The fruit comes in many varieties in size and shape and skin color. I remember in my days of childhood, we had two mango trees in our land. Both were so diverse with one being a giant spread in large area but it’s fruits were very small. When the ripening season began, the fruits will begin to fall to the ground and soon the whole ground beneath shall be littered with fruits. The collected fruits were washed and put into cool water for quenching their latent heat and then sucked as such. Many birds like crows and parrots gorged on the fruit in the boughs. The other tree was small in size but fruits were bigger.

The weakness for the fruit is universal. It is very rich in minerals, sugars and vitamins. It is loved by people world over. History tells how the arrangements were made to send the fruit from India to England for the royalty.

Out of so many varieties available in India, Alphonso which is grown in Ratnagiri district of Maharastra, parts of Gujarat and Karnataka is considered to be the king. It is called Hapus in Maharastra. Most of it is exported. Rich people in Mumbai make the bookings to get the fruit in priority. There has been a craze among the people for the fruit.
Times of India article writes , “Mangoes feature in perhaps the earliest printed reference to the name of the islands on which the city was built. This was in the Portuguese naturalist Garcia de Orta’s Colloquies on the Simples and Drugs of India, a fascinating book written in the form of dialogues between Orta and a friend (and one of the first printed in India, in Goa in 1563). At one point the conversation is interrupted by a servant boy who tells Orta his tenant in Bombaim, the island whose lease Orta was given as a sinecure, has just sailed in with a basket of mangoes to give the governor of Goa. Orta happily uses this as a chance to expound on the wonders of mangoes and when his servant says he will send them to the governor, he hastily interjects: “Give them here. They ought to be cut with a sharp knife that the slice may not be injured and I want to taste them first…” Mumbaikars would sympathise. There is no better gift than mangoes in season, yet it is just natural for givers to feel a pang at the pleasures given up. The variety Orta received from Bombay is not known and perhaps it is unlikely they were Alphonsos, the only kind many Mumbaikars bother with today. These were probably developed in Goa, where the Portuguese had introduced the grafting techniques needed for good mangoes, but it is unknown if this had happened in Garcia de Orta’s time.

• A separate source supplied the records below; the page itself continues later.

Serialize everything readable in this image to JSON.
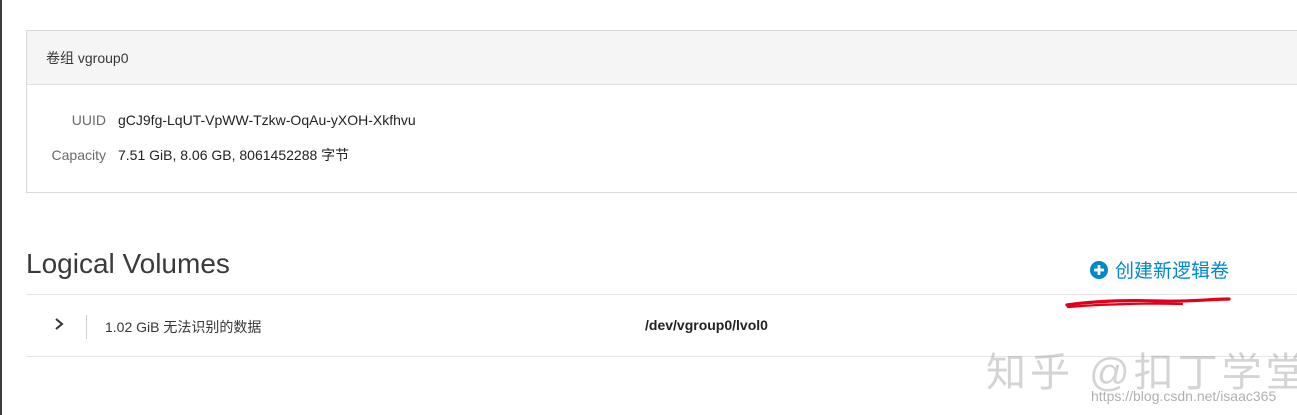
{
  "volume_group": {
    "header": "卷组 vgroup0",
    "uuid_label": "UUID",
    "uuid_value": "gCJ9fg-LqUT-VpWW-Tzkw-OqAu-yXOH-Xkfhvu",
    "capacity_label": "Capacity",
    "capacity_value": "7.51 GiB, 8.06 GB, 8061452288 字节"
  },
  "logical_volumes": {
    "title": "Logical Volumes",
    "create_label": "创建新逻辑卷",
    "rows": [
      {
        "size_desc": "1.02 GiB 无法识别的数据",
        "path": "/dev/vgroup0/lvol0"
      }
    ]
  },
  "watermark": {
    "text": "知乎 @扣丁学堂",
    "url": "https://blog.csdn.net/isaac365"
  },
  "colors": {
    "link": "#0088ce",
    "annotation": "#e0001a"
  },
  "icons": {
    "create": "plus-circle-icon",
    "expand": "chevron-right-icon"
  }
}
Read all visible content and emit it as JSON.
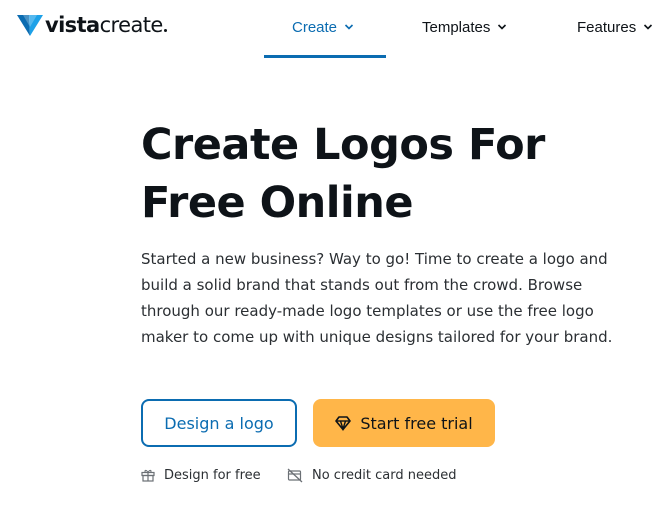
{
  "brand": {
    "name_bold": "vista",
    "name_rest": "create"
  },
  "nav": {
    "items": [
      {
        "label": "Create",
        "active": true,
        "chevron": "chevron-down-icon"
      },
      {
        "label": "Templates",
        "active": false,
        "chevron": "chevron-down-icon"
      },
      {
        "label": "Features",
        "active": false,
        "chevron": "chevron-down-icon"
      }
    ]
  },
  "hero": {
    "title_line1": "Create Logos For",
    "title_line2": "Free Online",
    "description": "Started a new business? Way to go! Time to create a logo and build a solid brand that stands out from the crowd. Browse through our ready-made logo templates or use the free logo maker to come up with unique designs tailored for your brand."
  },
  "actions": {
    "design_label": "Design a logo",
    "trial_label": "Start free trial",
    "trial_icon": "diamond-icon"
  },
  "features": [
    {
      "icon": "gift-icon",
      "label": "Design for free"
    },
    {
      "icon": "no-card-icon",
      "label": "No credit card needed"
    }
  ],
  "colors": {
    "accent": "#0b6cb1",
    "cta": "#ffb649",
    "text": "#0e1318"
  }
}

They were well known by the time of the Rising of 1857. The Times of India, looking back at it 17 years later, in a long piece printed on November 13, 1874, wondered how Nana Saheb, the Peshwa prince, had became one of the leaders: “Up to 1857 there was no Prince better known in these parts… he used to be the boon companion of British officers, to who he gave the finest cherry brandy, and Alphonso mangoes brought up by special dak from Bombay.

A more nuanced view of that statement from 1937 would confirm they are the best for export since they have thick skin and withstand transportation better than fabled local varieties such as Tamil Nadu’s Imam Pasands or Goa’s Mankhurados, both wonderful, but poor travellers. The well-established systems for growing, trading and transporting them from the Konkan have also helped make Alphonsos the best mangoes that are relatively easy to get across India and abroad.

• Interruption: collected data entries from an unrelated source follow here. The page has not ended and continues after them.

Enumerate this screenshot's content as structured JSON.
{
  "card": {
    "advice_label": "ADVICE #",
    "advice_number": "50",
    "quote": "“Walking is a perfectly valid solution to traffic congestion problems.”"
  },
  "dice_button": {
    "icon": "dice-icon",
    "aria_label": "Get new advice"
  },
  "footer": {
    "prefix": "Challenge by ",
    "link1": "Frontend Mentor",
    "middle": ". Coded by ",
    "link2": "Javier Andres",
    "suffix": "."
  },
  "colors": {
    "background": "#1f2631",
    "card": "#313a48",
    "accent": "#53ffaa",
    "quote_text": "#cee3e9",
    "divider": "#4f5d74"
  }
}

Such subtleties though are lost in Mumbai. For many consumers here, Alphonsos are all that matter, with other locally available varieties such as Pairis and Badamis being dismissed as good for juice only. Due to this reason, many producers use chemicals especially calcium carbide to artificially ripen the fruit early and get very high returns. The chemical is known to be carcinogenic.
Thus, people are buying fruits which are potentially dangerous and paying higher price also. The naturally ripened fruit has aroma and taste which is lost in the artificial ripening process. The taste becomes bland.
In our childhood days there were no artificial methods available for ripening the fruit and also no faster transportation means for getting the fruits from far distances. So whatever was available was in the natural form.